Nairobi: Kenya on Tuesday published a performance benchmarking study report for energy-consuming facilities to reduce greenhouse emissions in the country.
Daniel Kiptoo Bargoria, Director-General of the Energy and Petroleum Regulatory Authority, told journalists in Nairobi, the capital of Kenya, that the study targeted the cement, sugar, tea, dairy, flower sectors, fast-moving consumer goods and hospitality sectors.

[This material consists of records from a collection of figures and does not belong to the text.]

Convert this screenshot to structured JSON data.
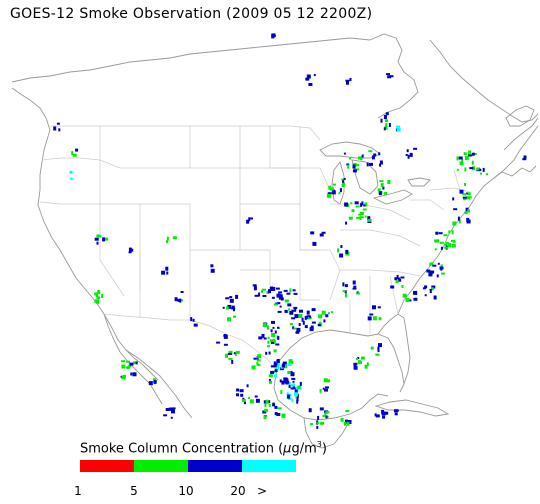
{
  "title": "GOES-12 Smoke Observation (2009 05 12  2200Z)",
  "legend": {
    "title_prefix": "Smoke Column Concentration (",
    "unit_mu": "μ",
    "unit_base": "g/m",
    "unit_exp": "3",
    "title_suffix": ")",
    "ticks": [
      "1",
      "5",
      "10",
      "20",
      ">"
    ],
    "colors": [
      "#ff0000",
      "#00ee00",
      "#0000cc",
      "#00ffff"
    ]
  },
  "map": {
    "coastline_color": "#999999",
    "state_line_color": "#cccccc",
    "background": "#ffffff"
  }
}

“The study is central to our collective efforts on improving energy efficiency in our industries and other businesses,” Kiptoo said, Xinhua news agency reported.
According to the study, some of the industries performed poorly in terms of energy use index, while others performed better compared to other jurisdictions.
Kiptoo noted that the Kenya tea sector lags behind Sri Lanka and India in energy efficiency performance while the sugar industry performs worse than Brazil and Thailand.
He revealed, however, that in the cement sector, Kenya outperformed Egypt and Canada while the country’s fast-moving consumer goods categories performed above that of Nepal.
Kiptoo said that the study recommends that Kenya adopt electricity efficiency utilization ratio benchmarks because it provides some of the quickest and most cost-effective emission mitigation options while lowering the overall cost of production.